Freud believed that dreams often express unfulfilled wishes. In “The Interpretation of Dreams”, he provides as a simple example a time when went to bed thirsty after eating a salty meal, and then dreamed of drinking huge quantities of water
According to Freud, a dream is often a means of revealing an unconscious wish that you have repressed because you would find it unbearable. In many cases, dreams express unresolved or badly resolved childhood conflicts.
For example, if you dream that a loved one has died, it may reflect the fact that when you were a child, you wanted someone you love to die. You now know that such thoughts are wrong, so you repress your memories of them. Freud though that death dreams often derived from the Oedipus Complex, in which the child wants the love of parent of the opposite sex to be theirs exclusively. Therefore, a boy desires the “death” of his mother and a girl, her father.
Freud pointed out that a child doesn’t truly understand what death is. When a child wishes for someone to die, all they really want is for that person to go away and stop bothering them.
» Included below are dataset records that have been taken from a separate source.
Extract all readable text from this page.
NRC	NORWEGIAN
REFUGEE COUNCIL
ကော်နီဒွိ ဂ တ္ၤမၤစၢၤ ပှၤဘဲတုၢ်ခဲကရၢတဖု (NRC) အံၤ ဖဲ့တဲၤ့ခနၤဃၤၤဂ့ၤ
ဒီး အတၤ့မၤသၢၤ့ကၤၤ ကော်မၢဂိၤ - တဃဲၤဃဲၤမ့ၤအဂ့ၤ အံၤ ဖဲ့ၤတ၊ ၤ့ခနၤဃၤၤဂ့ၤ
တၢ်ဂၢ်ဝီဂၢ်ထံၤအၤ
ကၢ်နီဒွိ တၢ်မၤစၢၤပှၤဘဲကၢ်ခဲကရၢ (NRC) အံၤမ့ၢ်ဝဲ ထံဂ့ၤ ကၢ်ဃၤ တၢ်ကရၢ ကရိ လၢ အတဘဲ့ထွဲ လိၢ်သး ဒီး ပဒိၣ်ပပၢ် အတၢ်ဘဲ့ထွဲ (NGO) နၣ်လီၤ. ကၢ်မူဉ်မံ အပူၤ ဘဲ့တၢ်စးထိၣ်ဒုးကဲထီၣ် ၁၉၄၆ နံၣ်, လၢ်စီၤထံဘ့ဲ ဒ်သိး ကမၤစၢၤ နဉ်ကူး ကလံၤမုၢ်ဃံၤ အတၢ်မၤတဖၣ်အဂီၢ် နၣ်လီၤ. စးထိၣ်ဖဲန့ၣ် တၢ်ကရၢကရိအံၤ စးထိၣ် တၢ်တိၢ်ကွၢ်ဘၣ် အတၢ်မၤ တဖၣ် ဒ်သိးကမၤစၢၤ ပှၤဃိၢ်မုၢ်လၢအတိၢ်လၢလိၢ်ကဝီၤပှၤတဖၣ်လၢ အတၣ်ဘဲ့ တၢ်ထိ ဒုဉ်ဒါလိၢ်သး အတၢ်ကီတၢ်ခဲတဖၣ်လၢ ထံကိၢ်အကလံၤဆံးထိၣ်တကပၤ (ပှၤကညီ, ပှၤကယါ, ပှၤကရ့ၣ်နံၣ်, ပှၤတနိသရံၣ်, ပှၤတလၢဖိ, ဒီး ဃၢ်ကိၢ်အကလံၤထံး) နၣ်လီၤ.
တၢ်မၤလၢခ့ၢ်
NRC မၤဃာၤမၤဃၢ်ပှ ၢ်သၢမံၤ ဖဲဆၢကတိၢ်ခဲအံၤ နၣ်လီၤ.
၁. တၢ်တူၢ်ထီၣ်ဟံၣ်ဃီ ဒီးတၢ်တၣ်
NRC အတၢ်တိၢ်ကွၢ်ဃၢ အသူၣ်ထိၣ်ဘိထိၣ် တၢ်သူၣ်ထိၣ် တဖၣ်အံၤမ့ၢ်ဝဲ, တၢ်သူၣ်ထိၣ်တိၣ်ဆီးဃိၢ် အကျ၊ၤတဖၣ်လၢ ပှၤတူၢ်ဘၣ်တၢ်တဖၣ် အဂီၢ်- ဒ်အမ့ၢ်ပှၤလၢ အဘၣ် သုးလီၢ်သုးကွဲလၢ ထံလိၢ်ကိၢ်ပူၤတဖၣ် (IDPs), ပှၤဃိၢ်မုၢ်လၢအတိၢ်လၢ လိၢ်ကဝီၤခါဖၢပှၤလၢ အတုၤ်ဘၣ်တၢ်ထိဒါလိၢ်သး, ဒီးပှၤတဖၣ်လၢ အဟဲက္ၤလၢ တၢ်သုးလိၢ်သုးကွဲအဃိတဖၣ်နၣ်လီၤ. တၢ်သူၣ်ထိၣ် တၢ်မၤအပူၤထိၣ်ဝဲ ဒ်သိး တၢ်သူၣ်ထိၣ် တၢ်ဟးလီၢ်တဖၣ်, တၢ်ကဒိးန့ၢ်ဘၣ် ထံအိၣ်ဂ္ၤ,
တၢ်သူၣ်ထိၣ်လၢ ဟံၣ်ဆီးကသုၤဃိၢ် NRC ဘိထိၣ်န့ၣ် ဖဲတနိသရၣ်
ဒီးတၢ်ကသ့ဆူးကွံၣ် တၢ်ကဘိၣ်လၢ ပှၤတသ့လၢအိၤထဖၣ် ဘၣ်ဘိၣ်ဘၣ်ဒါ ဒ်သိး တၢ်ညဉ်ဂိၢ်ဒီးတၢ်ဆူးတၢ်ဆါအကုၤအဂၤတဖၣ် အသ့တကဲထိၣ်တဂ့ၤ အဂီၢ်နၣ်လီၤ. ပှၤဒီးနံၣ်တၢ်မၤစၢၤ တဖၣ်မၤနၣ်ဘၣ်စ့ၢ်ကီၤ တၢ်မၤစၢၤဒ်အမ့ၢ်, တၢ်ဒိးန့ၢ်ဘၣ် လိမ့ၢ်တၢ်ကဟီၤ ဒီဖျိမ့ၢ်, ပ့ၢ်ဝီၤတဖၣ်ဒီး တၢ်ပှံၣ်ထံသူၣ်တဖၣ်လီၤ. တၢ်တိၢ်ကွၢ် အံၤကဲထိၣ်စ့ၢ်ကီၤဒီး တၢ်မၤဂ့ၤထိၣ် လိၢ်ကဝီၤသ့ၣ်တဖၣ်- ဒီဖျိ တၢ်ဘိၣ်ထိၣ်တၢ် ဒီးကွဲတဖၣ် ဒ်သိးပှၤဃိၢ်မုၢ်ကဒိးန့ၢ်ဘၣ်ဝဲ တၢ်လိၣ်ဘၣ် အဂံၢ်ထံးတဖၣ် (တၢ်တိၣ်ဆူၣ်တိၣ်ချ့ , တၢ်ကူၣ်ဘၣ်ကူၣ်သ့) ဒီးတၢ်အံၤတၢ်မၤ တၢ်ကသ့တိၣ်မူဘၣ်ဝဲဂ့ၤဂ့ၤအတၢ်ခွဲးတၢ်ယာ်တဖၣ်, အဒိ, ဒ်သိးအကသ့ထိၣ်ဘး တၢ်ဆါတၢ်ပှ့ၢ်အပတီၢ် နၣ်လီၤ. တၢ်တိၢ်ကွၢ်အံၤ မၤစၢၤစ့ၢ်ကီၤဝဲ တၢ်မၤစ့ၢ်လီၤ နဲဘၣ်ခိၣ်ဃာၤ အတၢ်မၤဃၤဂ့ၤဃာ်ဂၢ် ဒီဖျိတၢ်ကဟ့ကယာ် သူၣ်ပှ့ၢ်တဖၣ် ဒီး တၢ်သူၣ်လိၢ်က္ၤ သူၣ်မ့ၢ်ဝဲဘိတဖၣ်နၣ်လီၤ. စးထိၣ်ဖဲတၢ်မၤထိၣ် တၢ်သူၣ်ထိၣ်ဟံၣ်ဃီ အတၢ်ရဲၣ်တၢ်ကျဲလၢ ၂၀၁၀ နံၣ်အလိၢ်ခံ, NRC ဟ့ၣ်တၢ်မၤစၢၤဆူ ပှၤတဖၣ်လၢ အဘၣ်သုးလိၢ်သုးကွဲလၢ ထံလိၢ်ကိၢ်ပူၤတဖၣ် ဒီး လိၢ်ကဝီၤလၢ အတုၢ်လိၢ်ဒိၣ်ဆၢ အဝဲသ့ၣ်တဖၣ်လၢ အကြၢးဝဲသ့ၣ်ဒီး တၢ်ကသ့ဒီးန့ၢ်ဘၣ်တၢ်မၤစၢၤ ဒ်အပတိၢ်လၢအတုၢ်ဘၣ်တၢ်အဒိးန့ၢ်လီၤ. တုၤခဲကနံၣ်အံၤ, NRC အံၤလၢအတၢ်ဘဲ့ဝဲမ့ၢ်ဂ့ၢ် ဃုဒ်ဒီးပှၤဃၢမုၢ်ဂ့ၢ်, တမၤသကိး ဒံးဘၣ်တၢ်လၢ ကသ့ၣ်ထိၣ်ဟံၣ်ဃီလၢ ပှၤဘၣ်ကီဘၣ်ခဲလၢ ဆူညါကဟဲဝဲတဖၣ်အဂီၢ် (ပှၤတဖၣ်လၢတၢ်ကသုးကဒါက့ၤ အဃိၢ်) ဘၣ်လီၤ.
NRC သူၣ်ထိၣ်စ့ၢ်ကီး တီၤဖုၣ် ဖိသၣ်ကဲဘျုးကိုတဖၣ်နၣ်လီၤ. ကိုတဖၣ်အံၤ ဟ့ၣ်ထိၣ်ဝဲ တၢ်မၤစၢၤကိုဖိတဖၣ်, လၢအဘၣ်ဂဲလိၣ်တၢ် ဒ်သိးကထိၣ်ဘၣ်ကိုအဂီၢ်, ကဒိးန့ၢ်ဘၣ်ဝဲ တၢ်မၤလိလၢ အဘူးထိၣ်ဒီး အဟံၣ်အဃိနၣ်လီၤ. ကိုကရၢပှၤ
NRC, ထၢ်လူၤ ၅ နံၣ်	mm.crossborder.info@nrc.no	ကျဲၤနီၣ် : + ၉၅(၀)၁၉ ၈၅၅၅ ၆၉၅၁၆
If, as an adult, you dream that a loved one has died, you also probably just want that person to get out of your way, or you are in the process of distancing yourself from that person in waking life.
A criticism of Freud’s wish fulfillment theory is that if it were true, once your repressed wishes became evident to your conscious mind, you would no longer need to have so many dreams. As each repressed desire was revealed, your need to dream would decrease. Therefore, as people went through analysis, and they became consciously aware of their formerly repressed desires, they would have fewer and fewer dreams. This does not happen.